Lifestyle

Dear Coleen: I love my boyfriend but I've been sending flirty texts to his cousin


Dear Coleen

I’m a 24-year-old woman and I’ve been seeing someone I love for just over a year.

We’ve talked about maybe moving in together next year and we’re extremely close.

However, I’m confused because I’ve been having this flirty thing with his cousin, who I’ve known for years as we were in the same class at school.

I’ve always got along well with him and even had a snog with him when we were 18, but nothing else ever happened.

Then recently, we were all out for a drink in a big group of people, and his cousin whispered in my ear that we should get together because it was obvious we found each other hot.

Since then, I’ve thought about him a lot and we’ve sent each other some suggestive texts.

I’m becoming more and more attracted to him.

I do love my boyfriend, though, and don’t want to hurt him, so why am I on a mission to ruin it all?

All this flirting is building up to us having sex, even though I know it’s all wrong.

Have you any ideas on what I should do?

I can’t stop thinking about him

Coleen says

Yes, nothing – if you really are serious about a future with your boyfriend.

You’re young and perhaps this is a sign you’re not ready for serious commitment or it might be that you’re not as in love with your boyfriend as you think you are.

There’s a difference between acknowledging that other people are attractive (that’s normal) and even being a bit of a flirt, and then talking about getting together and exchanging sexy messages.

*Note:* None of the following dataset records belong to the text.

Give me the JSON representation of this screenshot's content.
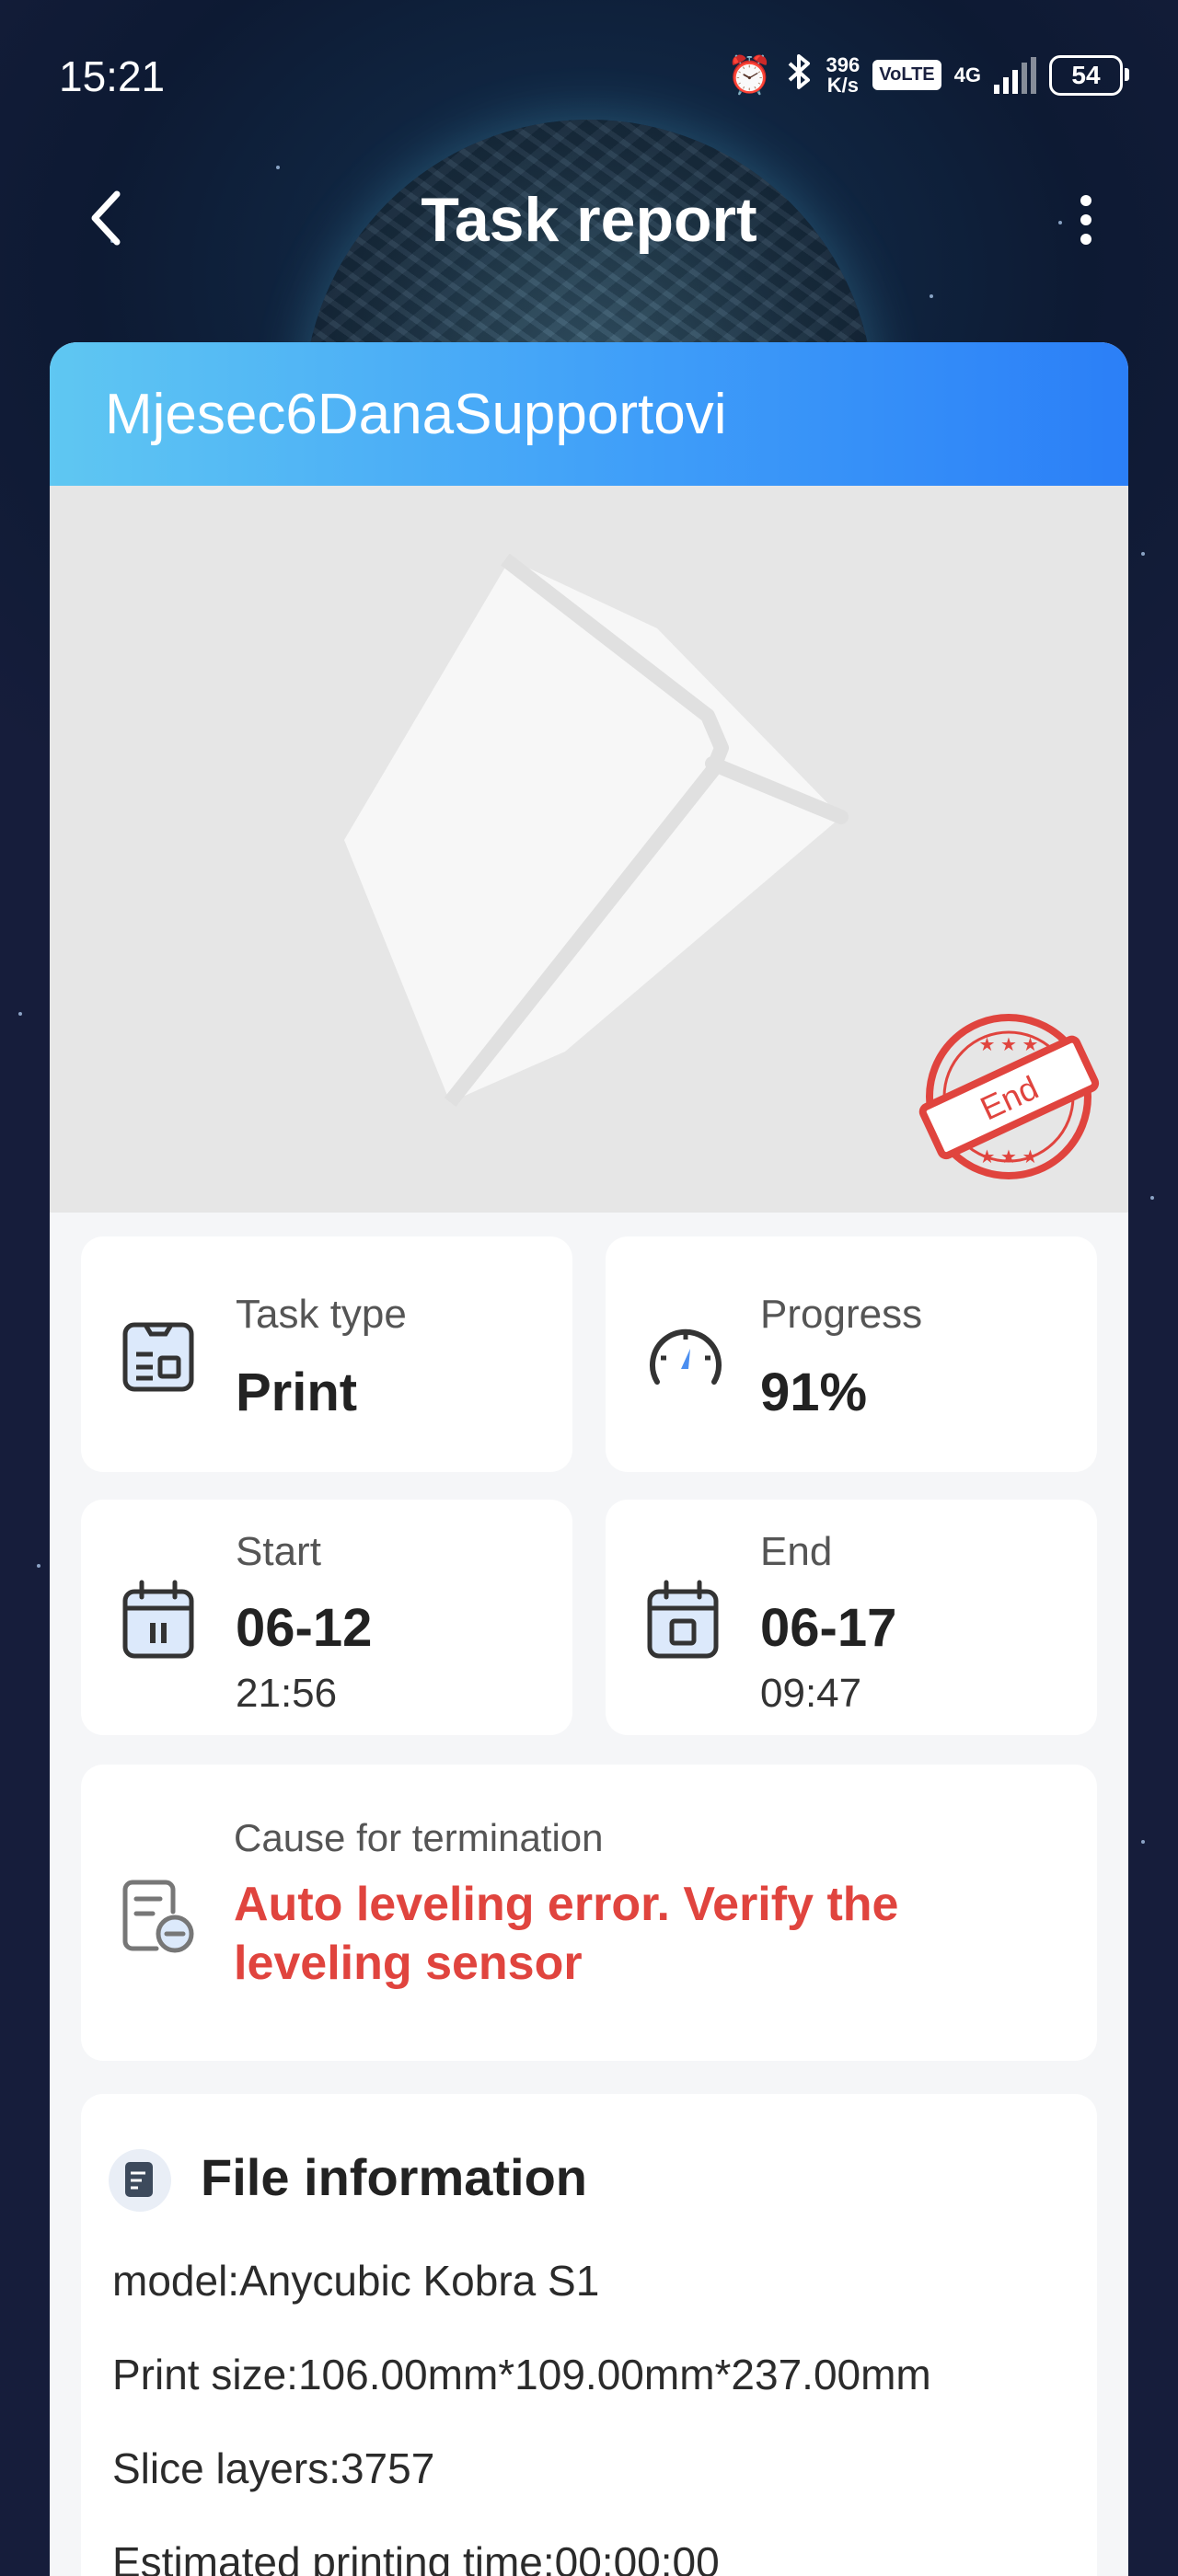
{
  "status_bar": {
    "time": "15:21",
    "speed_top": "396",
    "speed_bottom": "K/s",
    "volte": "VoLTE",
    "network": "4G",
    "battery": "54"
  },
  "header": {
    "title": "Task report"
  },
  "task": {
    "name": "Mjesec6DanaSupportovi",
    "stamp_text": "End",
    "type_label": "Task type",
    "type_value": "Print",
    "progress_label": "Progress",
    "progress_value": "91%",
    "start_label": "Start",
    "start_date": "06-12",
    "start_time": "21:56",
    "end_label": "End",
    "end_date": "06-17",
    "end_time": "09:47",
    "termination_label": "Cause for termination",
    "termination_line1": "Auto leveling error. Verify the",
    "termination_line2": "leveling sensor"
  },
  "file_info": {
    "title": "File information",
    "model": "model:Anycubic Kobra S1",
    "print_size": "Print size:106.00mm*109.00mm*237.00mm",
    "slice_layers": "Slice layers:3757",
    "estimated_time": "Estimated printing time:00:00:00"
  },
  "colors": {
    "accent_blue": "#3f9ef9",
    "error_red": "#e0443e",
    "icon_blue": "#4a8ef0"
  }
}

If you’re not ready to commit to your boyfriend, then don’t lead him on. End it or take a break and reassess things.

It always helps to put yourself in the other person’s shoes – how would you feel if he were doing this with your friend or your cousin?

Not great, I imagine, and you’d probably dump him if you found out. So bear that in mind.

And, what kind of guy is this cousin who’s up for doing the dirty on a member of his own family – it doesn’t cover him in glory, does it?

You have a chance now to make the right decision – whether that’s ­splitting up with your boyfriend and deciding where you go from there, or telling this cousin to sling his hook!

This might all feel very thrilling at the moment, but there are always consequences – guilt on your part and potentially broken friendships and relationships.

If you really want to get together with the cousin, then end it with your boyfriend first.